Look for fanotify_mark calls returning -1 ENOSPC (No space left on device).

Inspecting /proc/[pid]/fdinfo/[fanotify_fd]

For a running process, you can inspect details about its fanotify file descriptors via the /proc filesystem (refer again to proc(5) man page).

  1. Find the process ID (PID).
  2. List its file descriptors: ls -l /proc/YOUR_PID/fd/
  3. Identify the fanotify file descriptor (often links to anon_inode:fanotify).
  4. View its fdinfo: cat /proc/YOUR_PID/fdinfo/THE_FANOTIFY_FD

The output will show fanotify flags, event masks, and details about existing marks, which can help confirm if numerous marks have been created. An fa_id field may appear related to marks, representing a unique identifier for the mark. Mount marks will show mnt_id, and filesystem marks show fsid.

1
2
# Example (replace 12345 with your PID and 10 with the fanotify fd)
sudo cat /proc/12345/fdinfo/10

This output can be complex but may show the number and types of marks associated with the fanotify group.

Common Pitfalls

  • Forgetting FAN_UNLIMITED_MARKS: When running with CAP_SYS_ADMIN and needing to mark many items, not using FAN_UNLIMITED_MARKS in fanotify_init is a common cause of ENOSPC.
  • Ignoring fanotify_mark Return Values: Failing to check for -1 and errno == ENOSPC leads to applications silently failing to monitor intended targets.
  • Misunderstanding Mark Scope: Using FAN_MARK_MOUNT excessively where a single FAN_MARK_FILESYSTEM on the underlying storage would suffice.
  • Resource Leaks: Not closing fanotify file descriptors, leading to gradual resource depletion (though not directly ENOSPC for marks, it contributes to system load).

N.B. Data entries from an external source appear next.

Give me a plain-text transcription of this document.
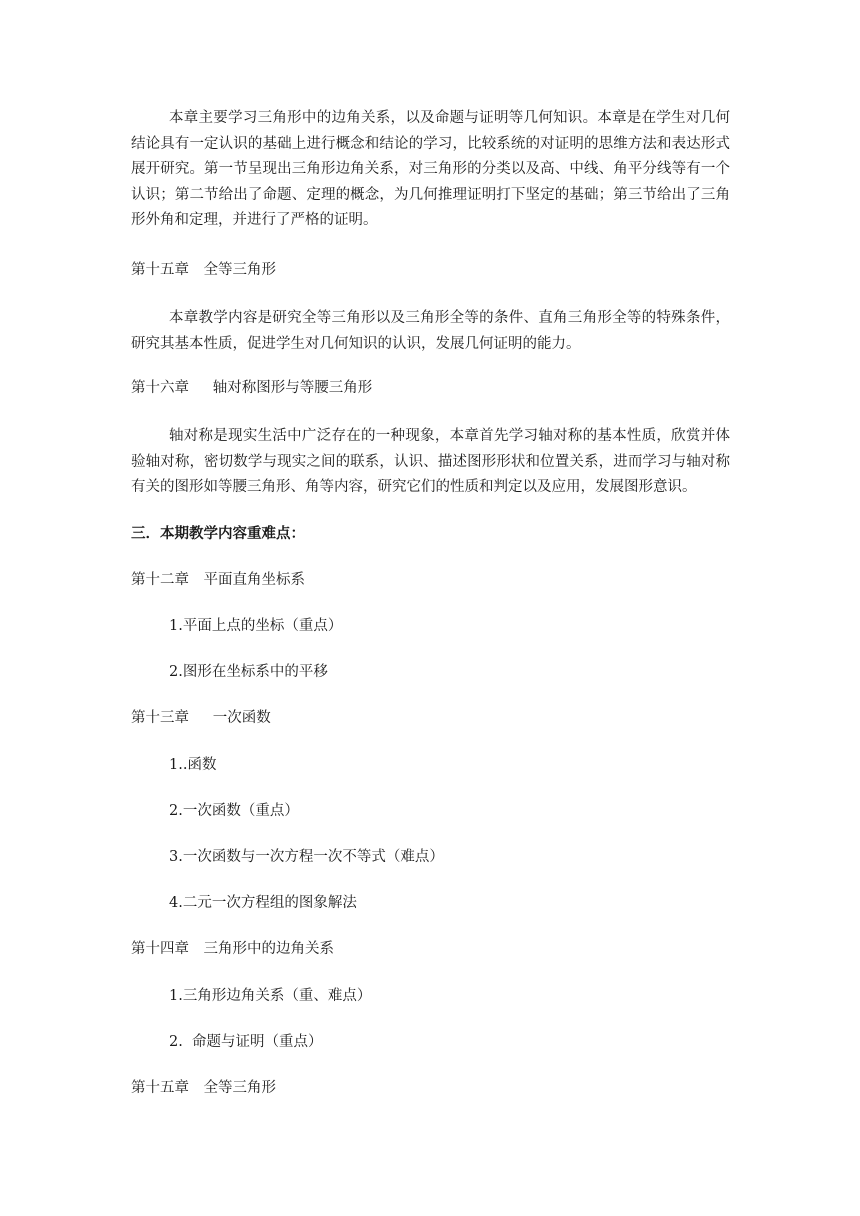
本章主要学习三角形中的边角关系，以及命题与证明等几何知识。本章是在学生对几何结论具有一定认识的基础上进行概念和结论的学习，比较系统的对证明的思维方法和表达形式展开研究。第一节呈现出三角形边角关系，对三角形的分类以及高、中线、角平分线等有一个认识；第二节给出了命题、定理的概念，为几何推理证明打下坚定的基础；第三节给出了三角形外角和定理，并进行了严格的证明。

第十五章　全等三角形

本章教学内容是研究全等三角形以及三角形全等的条件、直角三角形全等的特殊条件，研究其基本性质，促进学生对几何知识的认识，发展几何证明的能力。

第十六章　  轴对称图形与等腰三角形

轴对称是现实生活中广泛存在的一种现象，本章首先学习轴对称的基本性质，欣赏并体验轴对称，密切数学与现实之间的联系，认识、描述图形形状和位置关系，进而学习与轴对称有关的图形如等腰三角形、角等内容，研究它们的性质和判定以及应用，发展图形意识。

三．本期教学内容重难点：

第十二章　平面直角坐标系

1.平面上点的坐标（重点）

2.图形在坐标系中的平移

第十三章　  一次函数

1..函数

2.一次函数（重点）

3.一次函数与一次方程一次不等式（难点）

4.二元一次方程组的图象解法

第十四章　三角形中的边角关系

1.三角形边角关系（重、难点）

2.  命题与证明（重点）

第十五章　全等三角形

Considerations for Containerized Environments (Docker/Kubernetes)

Container hosts often have a very large number of mount points (e.g., for overlay filesystems, bind mounts, tmpfs instances per container). An agent attempting to monitor activity within all containers by placing a FAN_MARK_MOUNT on every container-related mount point can easily hit the default max_user_marks.

Strategies include:

  • Privileged Agents with FAN_UNLIMITED_MARKS: A monitoring agent running as a privileged container or host process can use FAN_UNLIMITED_MARKS.
  • Marking Underlying Filesystems (FAN_MARK_FILESYSTEM): More scalably, mark the host’s underlying filesystems that store container layers and volumes (e.g., /var/lib/docker or specific backing storage filesystems). Events can then be filtered and correlated to specific containers in userspace.
  • Adjusting max_user_marks on the Host: If per-mount monitoring by a less privileged agent is unavoidable, increasing max_user_marks on the container host might be necessary.

Advanced Topics

  • Filesystem-Specific Behaviors: Some filesystems, like Btrfs (see the Btrfs Wiki), with its subvolumes, can have nuanced interactions with fanotify_mark regarding fsid and how FAN_MARK_FILESYSTEM behaves across subvolumes. Testing is crucial for specific filesystem types. Linux kernel 6.8 introduced improvements and changes for Btrfs fsid reporting, which can affect fanotify.
  • Network Filesystems (NFS, SMBFS): Traditionally, fanotify primarily reports events triggered locally. Monitoring changes made remotely to network filesystems has limitations. While there is ongoing work to improve network filesystem change notifications in the kernel, behavior can vary.

Conclusion

Encountering ENOSPC from fanotify_mark is a common hurdle on Linux systems managing numerous filesystem entities, especially mount points. By understanding that this error signals a mark limit exhaustion, administrators and developers can take targeted action. Utilizing FAN_UNLIMITED_MARKS for privileged applications, strategically increasing max_user_marks, leveraging the efficient FAN_MARK_FILESYSTEM flag, and designing resource-conscious applications are key to building robust and scalable file monitoring solutions. Always combine these techniques with diligent error checking and diagnostic practices to ensure your fanotify-based tools perform reliably under demanding conditions.